Les hommes d'Otaki emmenèrent Fubuyuki au poste, menotté. Yamamura se proposa de l'accompagner, mais il refusa. Toyama avait annoncé qu'il avait déjà un avocat pour lui. Shindo rentra donc chez lui, abattu moralement, mais fier de voir son premier client lavé de tout soupçon. Et puis, avoir « défendu » le fils du préfet et rencontré un homme aussi prestigieux que Kogoro Mouri, tout en assistant à une de ses résolutions, avait de quoi vous faire oublier momentanément ce genre de récriminations…

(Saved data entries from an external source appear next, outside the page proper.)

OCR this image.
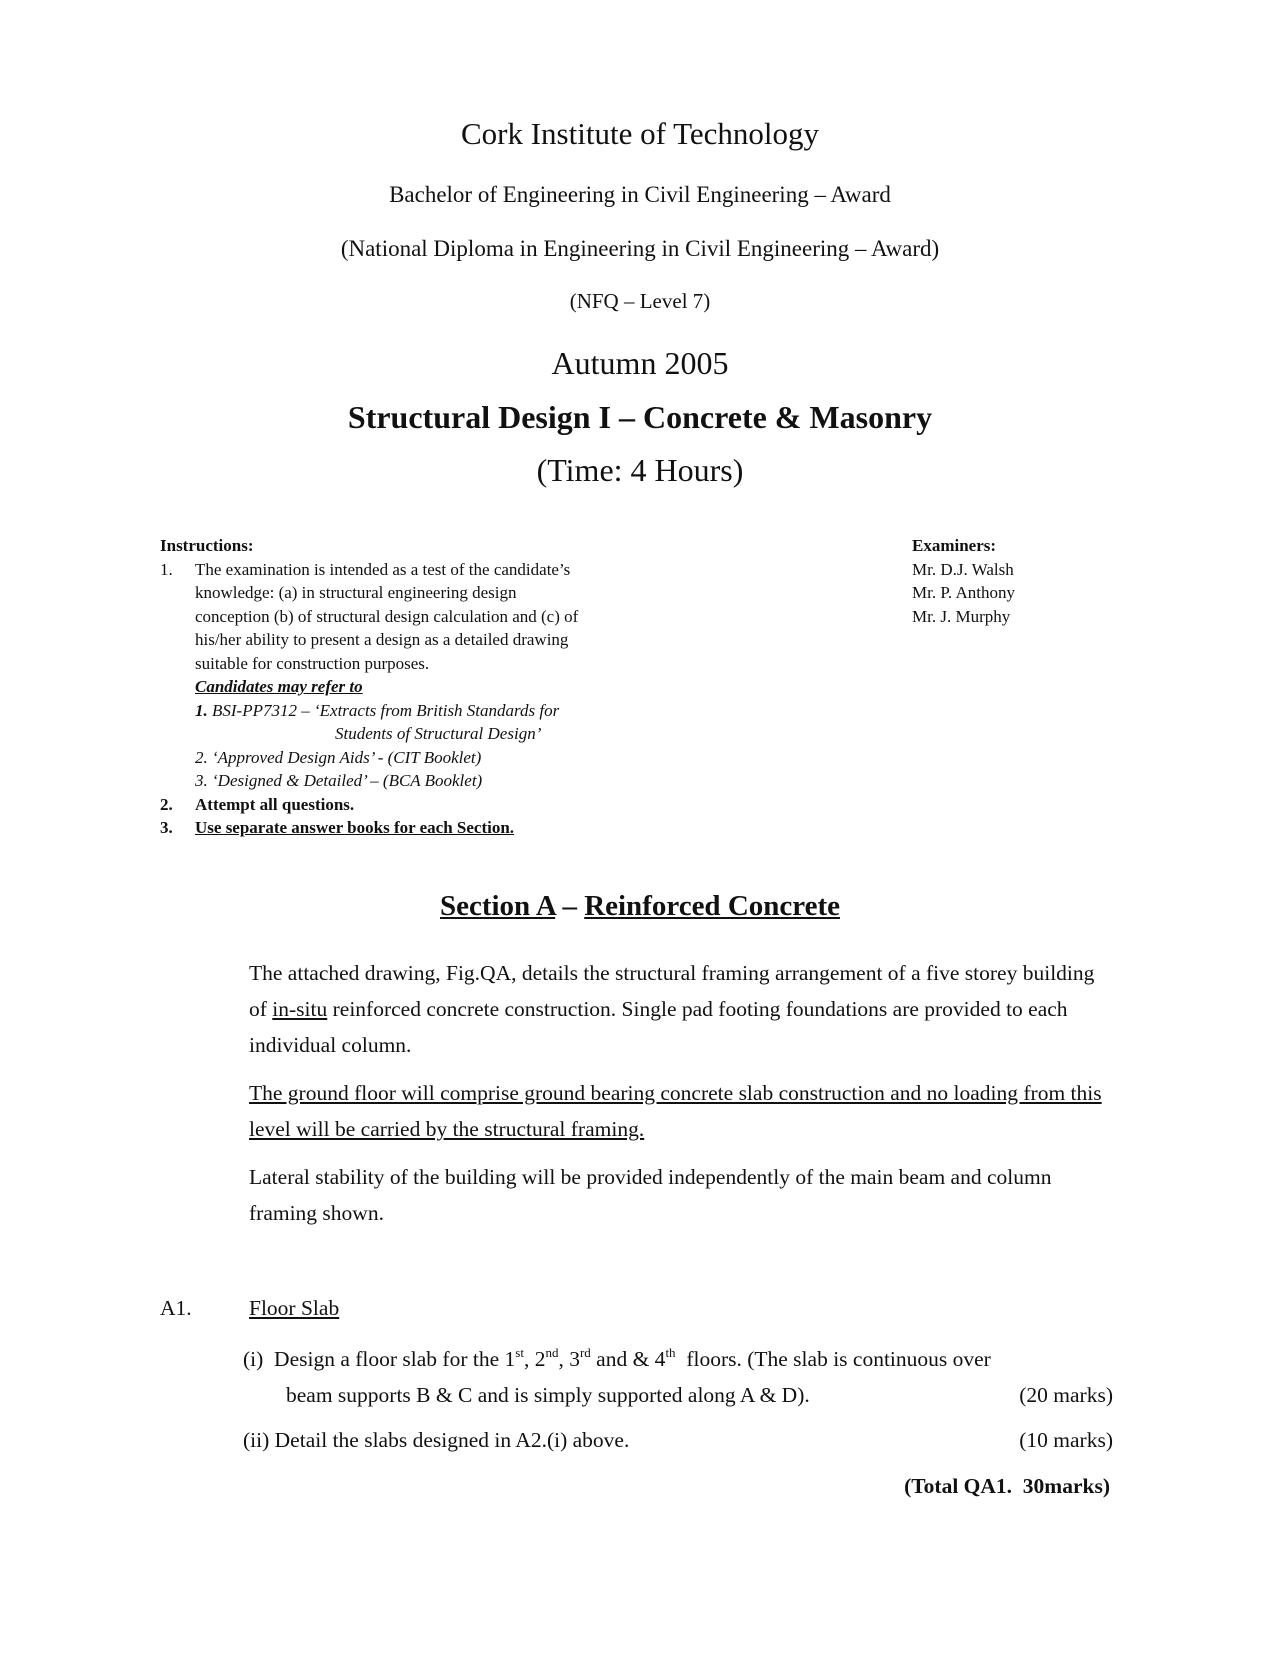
Cork Institute of Technology
Bachelor of Engineering in Civil Engineering – Award
(National Diploma in Engineering in Civil Engineering – Award)
(NFQ – Level 7)
Autumn 2005
Structural Design I – Concrete & Masonry
(Time: 4 Hours)
Instructions:
1.	The examination is intended as a test of the candidate’s
knowledge: (a) in structural engineering design
conception (b) of structural design calculation and (c) of
his/her ability to present a design as a detailed drawing
suitable for construction purposes.
Candidates may refer to
1. BSI-PP7312 – ‘Extracts from British Standards for
Students of Structural Design’
2. ‘Approved Design Aids’ - (CIT Booklet)
3. ‘Designed & Detailed’ – (BCA Booklet)
2.	Attempt all questions.
3.	Use separate answer books for each Section.
Examiners:
Mr. D.J. Walsh
Mr. P. Anthony
Mr. J. Murphy
Section A – Reinforced Concrete
The attached drawing, Fig.QA, details the structural framing arrangement of a five storey building of in-situ reinforced concrete construction. Single pad footing foundations are provided to each individual column.
The ground floor will comprise ground bearing concrete slab construction and no loading from this level will be carried by the structural framing.
Lateral stability of the building will be provided independently of the main beam and column framing shown.
A1.	Floor Slab
(i) Design a floor slab for the 1st, 2nd, 3rd and & 4th  floors. (The slab is continuous over
beam supports B & C and is simply supported along A & D).	(20 marks)
(ii) Detail the slabs designed in A2.(i) above.	(10 marks)
(Total QA1.  30marks)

Heiji eut tout de même à retourner au commissariat pour régler sa libération. Il quitta donc ses proches en compagnie de Tôyama.

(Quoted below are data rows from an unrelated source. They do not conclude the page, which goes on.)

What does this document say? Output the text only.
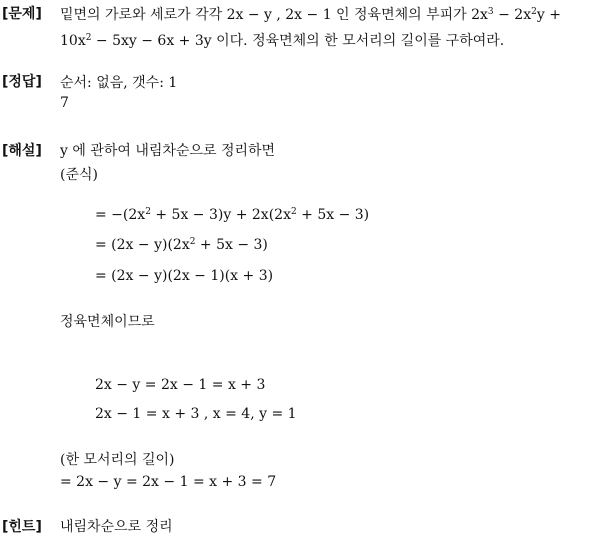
[문제] 밑면의 가로와 세로가 각각 2x − y , 2x − 1 인 정육면체의 부피가 $2x^3 - 2x^2y$ +
$10x^2 - 5xy - 6x + 3y$ 이다. 정육면체의 한 모서리의 길이를 구하여라.
[정답] 순서: 없음, 갯수: 1
7
[해설] y 에 관하여 내림차순으로 정리하면
(준식)
= $-(2x^2 + 5x - 3)y + 2x(2x^2 + 5x - 3)$
= $(2x - y)(2x^2 + 5x - 3)$
= (2x − y)(2x − 1)(x + 3)
정육면체이므로
2x − y = 2x − 1 = x + 3
2x − 1 = x + 3 , x = 4, y = 1
(한 모서리의 길이)
= 2x − y = 2x − 1 = x + 3 = 7
[힌트] 내림차순으로 정리
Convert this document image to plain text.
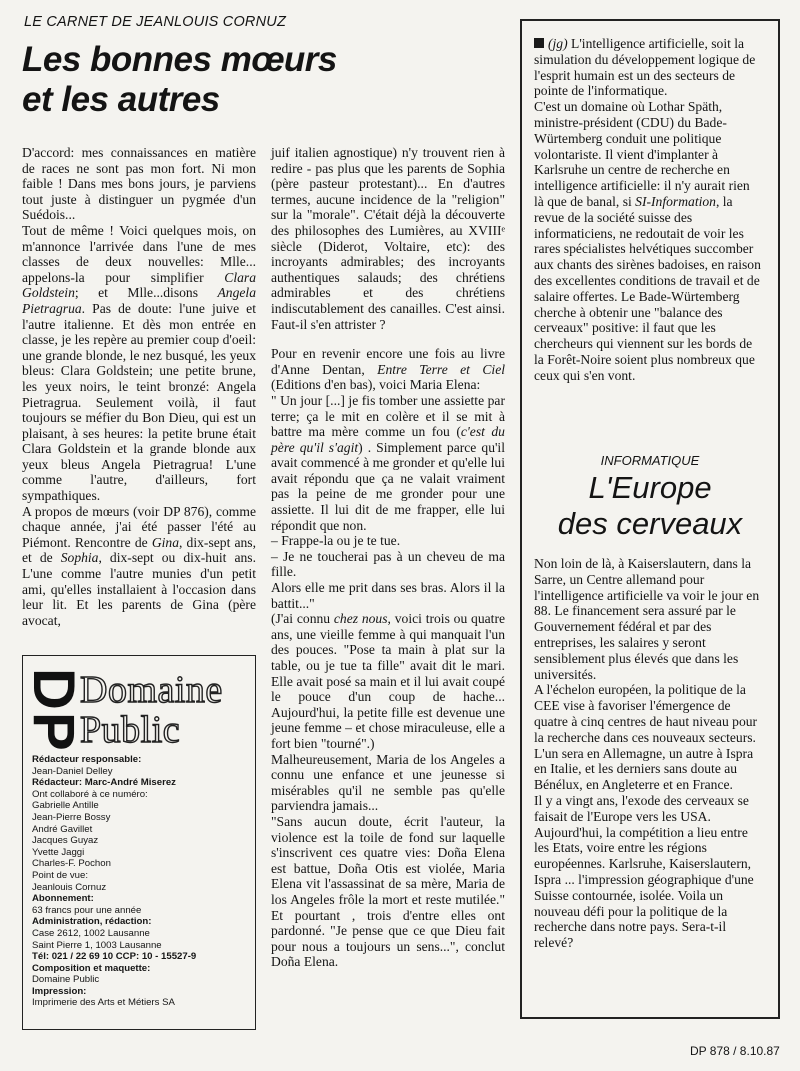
LE CARNET DE JEANLOUIS CORNUZ
Les bonnes mœurs
et les autres

D'accord: mes connaissances en matière de races ne sont pas mon fort. Ni mon faible ! Dans mes bons jours, je parviens tout juste à distinguer un pygmée d'un Suédois...

Tout de même ! Voici quelques mois, on m'annonce l'arrivée dans l'une de mes classes de deux nouvelles: Mlle... appelons-la pour simplifier Clara Goldstein; et Mlle...disons Angela Pietragrua. Pas de doute: l'une juive et l'autre italienne. Et dès mon entrée en classe, je les repère au premier coup d'oeil: une grande blonde, le nez busqué, les yeux bleus: Clara Goldstein; une petite brune, les yeux noirs, le teint bronzé: Angela Pietragrua. Seulement voilà, il faut toujours se méfier du Bon Dieu, qui est un plaisant, à ses heures: la petite brune était Clara Goldstein et la grande blonde aux yeux bleus Angela Pietragrua! L'une comme l'autre, d'ailleurs, fort sympathiques.

A propos de mœurs (voir DP 876), comme chaque année, j'ai été passer l'été au Piémont. Rencontre de Gina, dix-sept ans, et de Sophia, dix-sept ou dix-huit ans. L'une comme l'autre munies d'un petit ami, qu'elles installaient à l'occasion dans leur lit. Et les parents de Gina (père avocat,

juif italien agnostique) n'y trouvent rien à redire - pas plus que les parents de Sophia (père pasteur protestant)... En d'autres termes, aucune incidence de la "religion" sur la "morale". C'était déjà la découverte des philosophes des Lumières, au XVIIIᵉ siècle (Diderot, Voltaire, etc): des incroyants admirables; des incroyants authentiques salauds; des chrétiens admirables et des chrétiens indiscutablement des canailles. C'est ainsi. Faut-il s'en attrister ?

Pour en revenir encore une fois au livre d'Anne Dentan, Entre Terre et Ciel (Editions d'en bas), voici Maria Elena:

" Un jour [...] je fis tomber une assiette par terre; ça le mit en colère et il se mit à battre ma mère comme un fou (c'est du père qu'il s'agit) . Simplement parce qu'il avait commencé à me gronder et qu'elle lui avait répondu que ça ne valait vraiment pas la peine de me gronder pour une assiette. Il lui dit de me frapper, elle lui répondit que non.

– Frappe-la ou je te tue.

– Je ne toucherai pas à un cheveu de ma fille.

Alors elle me prit dans ses bras. Alors il la battit..."

(J'ai connu chez nous, voici trois ou quatre ans, une vieille femme à qui manquait l'un des pouces. "Pose ta main à plat sur la table, ou je tue ta fille" avait dit le mari. Elle avait posé sa main et il lui avait coupé le pouce d'un coup de hache... Aujourd'hui, la petite fille est devenue une jeune femme – et chose miraculeuse, elle a fort bien "tourné".)

Malheureusement, Maria de los Angeles a connu une enfance et une jeunesse si misérables qu'il ne semble pas qu'elle parviendra jamais...

"Sans aucun doute, écrit l'auteur, la violence est la toile de fond sur laquelle s'inscrivent ces quatre vies: Doña Elena est battue, Doña Otis est violée, Maria Elena vit l'assassinat de sa mère, Maria de los Angeles frôle la mort et reste mutilée." Et pourtant , trois d'entre elles ont pardonné. "Je pense que ce que Dieu fait pour nous a toujours un sens...", conclut Doña Elena.

(jg) L'intelligence artificielle, soit la simulation du développement logique de l'esprit humain est un des secteurs de pointe de l'informatique.

C'est un domaine où Lothar Späth, ministre-président (CDU) du Bade-Würtemberg conduit une politique volontariste. Il vient d'implanter à Karlsruhe un centre de recherche en intelligence artificielle: il n'y aurait rien là que de banal, si SI-Information, la revue de la société suisse des informaticiens, ne redoutait de voir les rares spécialistes helvétiques succomber aux chants des sirènes badoises, en raison des excellentes conditions de travail et de salaire offertes. Le Bade-Würtemberg cherche à obtenir une "balance des cerveaux" positive: il faut que les chercheurs qui viennent sur les bords de la Forêt-Noire soient plus nombreux que ceux qui s'en vont.

INFORMATIQUE
L'Europe
des cerveaux

Non loin de là, à Kaiserslautern, dans la Sarre, un Centre allemand pour l'intelligence artificielle va voir le jour en 88. Le financement sera assuré par le Gouvernement fédéral et par des entreprises, les salaires y seront sensiblement plus élevés que dans les universités.

A l'échelon européen, la politique de la CEE vise à favoriser l'émergence de quatre à cinq centres de haut niveau pour la recherche dans ces nouveaux secteurs. L'un sera en Allemagne, un autre à Ispra en Italie, et les derniers sans doute au Bénélux, en Angleterre et en France.

Il y a vingt ans, l'exode des cerveaux se faisait de l'Europe vers les USA. Aujourd'hui, la compétition a lieu entre les Etats, voire entre les régions européennes. Karlsruhe, Kaiserslautern, Ispra ... l'impression géographique d'une Suisse contournée, isolée. Voila un nouveau défi pour la politique de la recherche dans notre pays. Sera-t-il relevé?

D
P
Domaine
Public
Rédacteur responsable:
Jean-Daniel Delley
Rédacteur: Marc-André Miserez
Ont collaboré à ce numéro:
Gabrielle Antille
Jean-Pierre Bossy
André Gavillet
Jacques Guyaz
Yvette Jaggi
Charles-F. Pochon
Point de vue:
Jeanlouis Cornuz
Abonnement:
63 francs pour une année
Administration, rédaction:
Case 2612, 1002 Lausanne
Saint Pierre 1, 1003 Lausanne
Tél: 021 / 22 69 10 CCP: 10 - 15527-9
Composition et maquette:
Domaine Public
Impression:
Imprimerie des Arts et Métiers SA
DP 878 / 8.10.87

Kazuha voulut les accompagner, mais son père s'interposa.

- Heiji ne rentrera pas de sitôt. Va plutôt profiter des Mouri : emmène-les dîner. Vous devez mourir de faim, depuis le temps que vous attendez ici…

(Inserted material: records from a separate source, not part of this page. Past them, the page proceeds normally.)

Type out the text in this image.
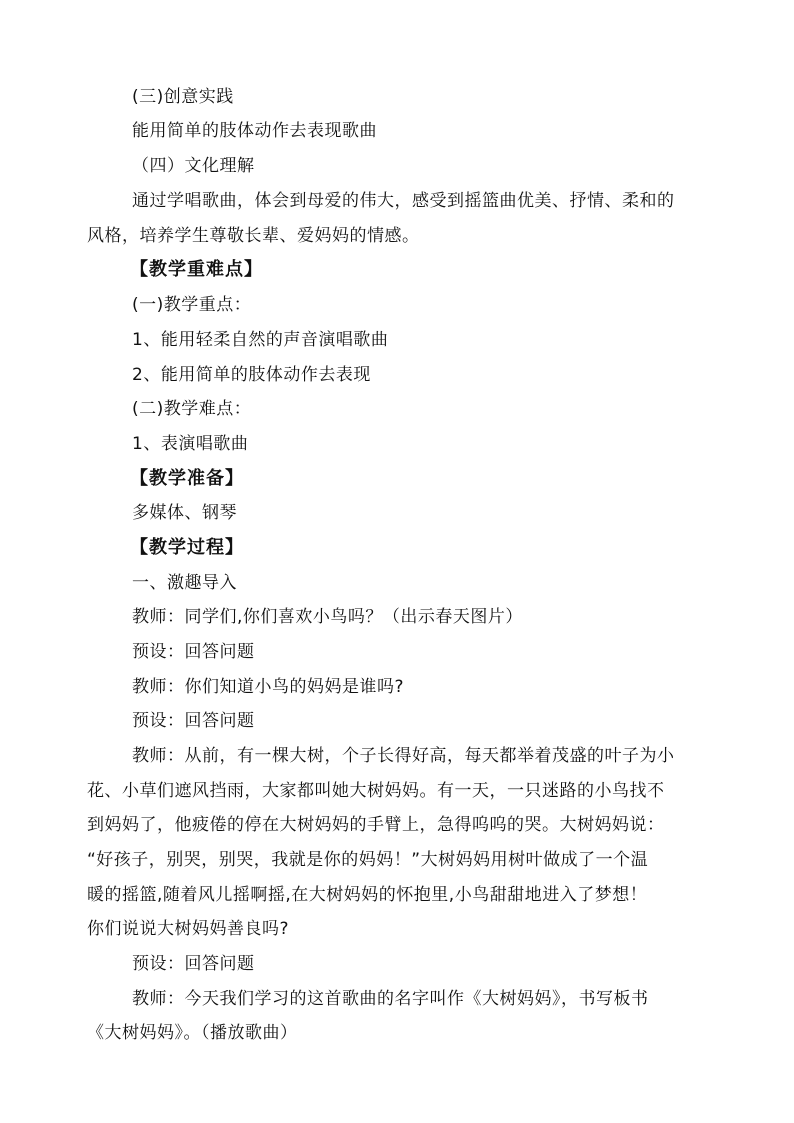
(三)创意实践
能用简单的肢体动作去表现歌曲
（四）文化理解
通过学唱歌曲，体会到母爱的伟大，感受到摇篮曲优美、抒情、柔和的
风格，培养学生尊敬长辈、爱妈妈的情感。
【教学重难点】
(一)教学重点：
1、能用轻柔自然的声音演唱歌曲
2、能用简单的肢体动作去表现
(二)教学难点：
1、表演唱歌曲
【教学准备】
多媒体、钢琴
【教学过程】
一、激趣导入
教师：同学们,你们喜欢小鸟吗？（出示春天图片）
预设：回答问题
教师：你们知道小鸟的妈妈是谁吗?
预设：回答问题
教师：从前，有一棵大树，个子长得好高，每天都举着茂盛的叶子为小
花、小草们遮风挡雨，大家都叫她大树妈妈。有一天，一只迷路的小鸟找不
到妈妈了，他疲倦的停在大树妈妈的手臂上，急得呜呜的哭。大树妈妈说：
“好孩子，别哭，别哭，我就是你的妈妈！”大树妈妈用树叶做成了一个温
暖的摇篮,随着风儿摇啊摇,在大树妈妈的怀抱里,小鸟甜甜地进入了梦想！
你们说说大树妈妈善良吗?
预设：回答问题
教师：今天我们学习的这首歌曲的名字叫作《大树妈妈》，书写板书
《大树妈妈》。（播放歌曲）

Shizuka la convaincu aussi, et tous deux purent prendre la route.

Pendant le trajet, Heiji évitait de regarder le père de son amie. Il ne savait pas quoi lui dire. Alors, pour ne pas montrer sa gêne, il fixait des yeux le décor qui défilait par la fenêtre de la portière où il s'était accoudé. Au-delà de la route, il apercevait les toits des immeubles se parer d'une teinte rose saumon, tandis que le soleil, face à ces immenses buildings, dardait ses derniers rayons sur la ville.

- Ecoute, Heiji…

Toyama avait décidé de briser le silence. Heiji hésitait toujours à tourner son regard vers lui.

- Me pardonneras-tu ?

Le jeune détective s'attendait à tout, sauf à cela. Il se tourna vers lui, incrédule.

- Vous pardonner ?

- Ce que j'ai fait… était trop te demander. Je n'aurai jamais du… Je ne savais pas que Fubuyuki nourrissait autant de haine envers toi et ton père. Mais j'aurai du le deviner… Il restait souvent froid avec Heizô, je pensais qu'il agissait ainsi par sorte de respect envers lui : ne pas dépasser une certaine proximité… Mais finalement… J'ai été idiot… J'en suis désolé… Je ne pensais pas que cela prendrait autant d'ampleur…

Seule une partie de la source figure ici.